CONFIDENCE in the Australian property sector has surged to its highest levels in at least three years with Queensland and NSW leading the way, as many back the industry to pick up the slack from a downturn in mining activity and become a bigger source of economic growth.

The Property Council-ANZ Property Industry Confidence Index for the quarter to March found national property industry confidence had jumped eight points from the December quarter, reaching a high of 140 points.

This is well up from a year ago, when confidence was recorded at 107 points.

A score of 100 indicates a neutral level of sentiment.

The survey, of close to 2600 property professionals across the residential, office industrial, hotel and retail sectors, was started in 2011. All sectors are at record levels for the March outlook, except for the office market, with high vacancies expected to remain for the year.

Sentiment is highest for the strongly performing residential sector. Confidence in the residential construction sector is up 45 points over the year to March.

Analysts said the results showed the property sector was preparing to break the shackles of post-global financial crisis conservatism. But some think confidence will wane if unemployment rises above 6 per cent.

Property Council of Australia chief executive Peter Verwer said the strong home price growth and construction levels in 2013 had buoyed the industry, with most expecting it to be the driver of more broad-based economic growth as mining tapered off.

Figures from researcher RP-Data Rismark found home prices increased nationally last year by 9.8 per cent, while the latest building approval figures showed a 23 per cent increase in the year to November 2013.

“The message from (the) survey is that it is property and construction that will lead the way to future prosperity,” Mr Verwer said. “This is more than a bounce due to political events; this is Australia’s largest industry powering back up after a long period of consolidation.”

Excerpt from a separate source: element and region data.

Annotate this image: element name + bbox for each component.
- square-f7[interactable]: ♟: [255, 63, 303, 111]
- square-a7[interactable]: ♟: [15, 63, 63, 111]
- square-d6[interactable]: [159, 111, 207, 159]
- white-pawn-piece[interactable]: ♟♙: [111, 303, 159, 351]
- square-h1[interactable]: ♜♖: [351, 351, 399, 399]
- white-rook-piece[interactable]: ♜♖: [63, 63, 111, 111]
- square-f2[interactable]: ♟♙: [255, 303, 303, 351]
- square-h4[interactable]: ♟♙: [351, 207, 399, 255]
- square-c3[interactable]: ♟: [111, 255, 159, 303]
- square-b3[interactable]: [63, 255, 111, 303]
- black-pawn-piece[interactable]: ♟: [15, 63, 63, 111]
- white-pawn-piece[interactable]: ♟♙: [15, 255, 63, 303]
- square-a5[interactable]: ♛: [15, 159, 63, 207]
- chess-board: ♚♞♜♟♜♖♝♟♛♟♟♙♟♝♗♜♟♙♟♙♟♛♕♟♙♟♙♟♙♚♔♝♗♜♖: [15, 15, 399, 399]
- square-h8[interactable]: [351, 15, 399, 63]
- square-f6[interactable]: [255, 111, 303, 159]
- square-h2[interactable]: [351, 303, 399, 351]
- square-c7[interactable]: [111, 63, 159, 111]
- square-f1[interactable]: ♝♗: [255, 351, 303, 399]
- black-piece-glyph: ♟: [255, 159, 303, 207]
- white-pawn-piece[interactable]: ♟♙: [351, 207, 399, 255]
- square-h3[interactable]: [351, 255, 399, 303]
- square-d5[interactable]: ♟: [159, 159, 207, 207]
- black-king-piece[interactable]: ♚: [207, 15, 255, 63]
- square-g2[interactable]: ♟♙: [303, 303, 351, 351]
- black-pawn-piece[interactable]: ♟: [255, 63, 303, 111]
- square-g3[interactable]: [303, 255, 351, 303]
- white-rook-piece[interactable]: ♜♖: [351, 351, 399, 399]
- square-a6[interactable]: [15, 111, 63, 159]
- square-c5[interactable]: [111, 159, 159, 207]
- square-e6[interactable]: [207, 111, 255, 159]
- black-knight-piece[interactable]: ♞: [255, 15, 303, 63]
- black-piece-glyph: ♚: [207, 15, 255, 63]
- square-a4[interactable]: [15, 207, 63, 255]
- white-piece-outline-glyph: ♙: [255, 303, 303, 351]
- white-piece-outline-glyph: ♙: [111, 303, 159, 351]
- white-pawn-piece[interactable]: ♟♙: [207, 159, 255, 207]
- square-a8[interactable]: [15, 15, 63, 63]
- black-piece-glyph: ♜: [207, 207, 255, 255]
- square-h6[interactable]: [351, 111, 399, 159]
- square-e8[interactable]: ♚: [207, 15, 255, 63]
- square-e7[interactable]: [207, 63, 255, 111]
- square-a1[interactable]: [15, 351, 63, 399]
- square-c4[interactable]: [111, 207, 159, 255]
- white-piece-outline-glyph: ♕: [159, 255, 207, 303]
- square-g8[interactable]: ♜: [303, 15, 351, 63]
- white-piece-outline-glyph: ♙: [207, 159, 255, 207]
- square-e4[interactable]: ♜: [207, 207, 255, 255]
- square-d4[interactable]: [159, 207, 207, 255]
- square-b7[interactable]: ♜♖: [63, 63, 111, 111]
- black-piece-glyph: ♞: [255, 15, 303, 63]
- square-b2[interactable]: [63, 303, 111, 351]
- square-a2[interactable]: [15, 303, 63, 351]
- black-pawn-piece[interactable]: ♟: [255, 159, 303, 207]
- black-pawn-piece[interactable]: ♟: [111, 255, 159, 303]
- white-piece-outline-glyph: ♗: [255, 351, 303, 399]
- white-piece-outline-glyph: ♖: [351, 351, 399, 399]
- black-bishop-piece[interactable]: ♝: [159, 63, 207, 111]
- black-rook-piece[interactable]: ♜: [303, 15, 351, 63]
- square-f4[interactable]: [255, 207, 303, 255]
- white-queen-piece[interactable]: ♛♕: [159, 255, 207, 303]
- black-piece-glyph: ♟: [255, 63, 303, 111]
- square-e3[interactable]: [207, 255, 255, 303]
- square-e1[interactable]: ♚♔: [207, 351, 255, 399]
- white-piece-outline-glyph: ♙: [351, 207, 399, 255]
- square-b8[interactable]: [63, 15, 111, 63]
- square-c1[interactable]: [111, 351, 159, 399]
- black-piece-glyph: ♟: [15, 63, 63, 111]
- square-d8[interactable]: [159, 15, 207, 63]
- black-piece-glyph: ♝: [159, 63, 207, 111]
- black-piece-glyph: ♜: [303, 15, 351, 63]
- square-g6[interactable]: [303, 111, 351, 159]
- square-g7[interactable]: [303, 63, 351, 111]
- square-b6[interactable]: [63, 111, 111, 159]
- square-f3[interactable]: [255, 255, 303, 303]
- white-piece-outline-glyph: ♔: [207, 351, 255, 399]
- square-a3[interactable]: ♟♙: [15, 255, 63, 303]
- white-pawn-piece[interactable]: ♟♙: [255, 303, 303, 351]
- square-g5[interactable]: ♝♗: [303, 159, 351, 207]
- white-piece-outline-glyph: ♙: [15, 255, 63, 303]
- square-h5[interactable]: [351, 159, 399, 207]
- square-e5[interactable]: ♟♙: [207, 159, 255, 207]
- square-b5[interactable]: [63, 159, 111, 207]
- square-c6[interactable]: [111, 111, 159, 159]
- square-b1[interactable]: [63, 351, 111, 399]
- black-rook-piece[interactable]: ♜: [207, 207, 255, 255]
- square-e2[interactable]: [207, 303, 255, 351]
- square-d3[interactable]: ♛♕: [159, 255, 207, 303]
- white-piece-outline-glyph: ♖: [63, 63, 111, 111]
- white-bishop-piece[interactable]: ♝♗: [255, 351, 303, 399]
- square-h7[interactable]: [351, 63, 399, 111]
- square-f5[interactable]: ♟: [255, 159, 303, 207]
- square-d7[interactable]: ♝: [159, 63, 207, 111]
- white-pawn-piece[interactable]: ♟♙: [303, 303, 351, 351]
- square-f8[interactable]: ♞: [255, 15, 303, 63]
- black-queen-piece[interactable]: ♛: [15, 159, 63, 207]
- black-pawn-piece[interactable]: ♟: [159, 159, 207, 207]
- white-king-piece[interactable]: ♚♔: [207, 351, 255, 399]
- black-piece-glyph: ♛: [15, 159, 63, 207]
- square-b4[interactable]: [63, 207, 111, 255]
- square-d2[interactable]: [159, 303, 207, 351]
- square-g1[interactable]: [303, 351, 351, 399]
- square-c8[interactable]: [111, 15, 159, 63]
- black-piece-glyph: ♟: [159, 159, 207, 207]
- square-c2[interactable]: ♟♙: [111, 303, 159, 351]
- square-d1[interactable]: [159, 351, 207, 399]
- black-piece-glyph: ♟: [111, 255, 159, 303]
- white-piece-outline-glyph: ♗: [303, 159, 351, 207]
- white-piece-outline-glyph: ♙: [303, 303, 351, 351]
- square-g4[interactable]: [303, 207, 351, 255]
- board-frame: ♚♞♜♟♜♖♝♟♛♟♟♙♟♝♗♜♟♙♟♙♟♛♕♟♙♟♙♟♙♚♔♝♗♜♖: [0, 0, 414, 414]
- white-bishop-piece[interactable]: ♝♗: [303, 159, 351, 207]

Queensland is leading industry confidence with a 48-point surge over the year to 157 points. Property executives also have faith in a rebound in NSW (147 points), Victoria (135), Western Australia (135) and South Australia (130). Because of a slowdown in the mining sector, Western Australia improved only four points over the year, and the Northern Territory dropped 12 points.

ANZ head of property research Paul Braddick said the industry was not getting ahead of itself, despite predictions by most economists the residential sector would moderate this year. “We’re not seeing any obvious trigger for why the momentum should slow in the mid-term as interest rates are expected to stay low,” he said.

“We’re still seeing a release in pent-up sales demand that has been built up over previous years when house prices were falling and confidence was low. We’re not expecting as strong percentage increases in house prices, but it will still be solid and there is plenty of momentum.”

BIS Shrapnel associate director Kim Hawtrey said there had been an “austerity fatigue” in the property sector since the GFC. There were grounds for the improved sentiment, as the global economy was looking brighter, he said.